日本ではどういうわけかベルギーが高級チョコレートやプラリネの本場として著名ということですが、フランスやスイスの売店も健闘していた反面、オーストリアはウィーンのチョコレートメーカーが一軒だけでした。オーストリアで一番有名なチョコレート菓子は「モーツアルト・クーゲル」といい、折からモーツアルト生誕250周年ということで、派手にこの菓子を売り出しているのではないかと思い探してみたのですが見つからず、「やっぱり…」と少なからず失望しました。このコラムの読者にはチョコレートに目がない方が多いと聞き及びましたので、このオーストリアの銘菓について説明いたします。

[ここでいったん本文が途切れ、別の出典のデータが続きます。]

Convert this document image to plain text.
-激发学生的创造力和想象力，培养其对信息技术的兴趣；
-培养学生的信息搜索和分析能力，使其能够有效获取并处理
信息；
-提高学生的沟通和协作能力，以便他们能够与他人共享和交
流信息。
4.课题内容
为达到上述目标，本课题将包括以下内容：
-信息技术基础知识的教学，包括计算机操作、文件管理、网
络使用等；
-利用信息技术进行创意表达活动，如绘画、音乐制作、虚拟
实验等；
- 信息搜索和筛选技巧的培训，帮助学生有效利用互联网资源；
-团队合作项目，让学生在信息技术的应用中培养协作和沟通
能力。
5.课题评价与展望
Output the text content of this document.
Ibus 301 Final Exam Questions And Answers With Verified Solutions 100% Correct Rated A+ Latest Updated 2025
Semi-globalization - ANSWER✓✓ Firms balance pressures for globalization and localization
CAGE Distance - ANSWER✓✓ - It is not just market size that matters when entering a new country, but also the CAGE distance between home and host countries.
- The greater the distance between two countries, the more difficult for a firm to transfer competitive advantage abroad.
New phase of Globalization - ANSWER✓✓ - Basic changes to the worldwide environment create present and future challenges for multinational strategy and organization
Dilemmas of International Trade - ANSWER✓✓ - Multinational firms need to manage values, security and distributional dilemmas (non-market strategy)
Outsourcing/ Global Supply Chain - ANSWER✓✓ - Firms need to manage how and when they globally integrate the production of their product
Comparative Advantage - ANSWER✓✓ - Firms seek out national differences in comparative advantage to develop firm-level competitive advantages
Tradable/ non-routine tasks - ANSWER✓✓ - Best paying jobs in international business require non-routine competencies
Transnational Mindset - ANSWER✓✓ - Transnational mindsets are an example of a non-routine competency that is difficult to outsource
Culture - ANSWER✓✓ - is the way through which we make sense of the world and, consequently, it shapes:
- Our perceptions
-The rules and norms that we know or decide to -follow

クーゲルというのはドイツ語で「球」という意味です。モーツアルト・クーゲルはその名のとおり球状のチョコレート菓子で100年以上の歴史があります。ザルツブルクのフュルストという菓子職人が長い年月をかけて1890年に作り出したもので、ピスタチオを混ぜたマジパンを中心核とし、これにヌガーそしてチョコレートをかけたものです。この菓子にフュルストは当時、現在ほど有名ではなかったとされるザルツブルク出身の作曲家であるモーツアルトにちなんで、最初はモーツアルト・ボンボン、のちにモーツアルト・クーゲルと名づけて売り出したのです。このチョコレート菓子は1905年のパリの国際博覧会で金賞を受賞し、世界中に知れ渡るようになりました。現在、オーストリアの大手菓子メーカーのミラベルが年間9000万個以上のモーツアルト・クーゲル製造しています。本家の製造元のフュルストもオリジナル(本家)・モーツアルト・クーゲルを10人の従業員で年間150万個製造しているとか…。
しかし、この菓子は日本で売れるはずはありません、なぜならマジパンが日本人の口に合わないからです。その理由としてマジパンの歯ざわりの悪さとアーモンドの特有の香りが挙げられます。小生が思わず洩らした「やっぱり…」もここに根拠があります。もうひとつの売れない原因はおそらくその大きさでしょう。小生の眼前にドイツ・レーバー社製のモーツアルト・クーゲルがあるのですが(発明者のフュルストが特許を申請しなかった関係でいくつかのメーカーがあります)、直径およそ3cmでまるごと口に放り込むにはちょっと大きすぎるきらいがあります。おちょぼぐちの日本人女性にとってはなおさらでしょう。モーツアルト・クーゲルを味、形の面で日本人向けに『編曲』できる菓子職人の方、いませんか?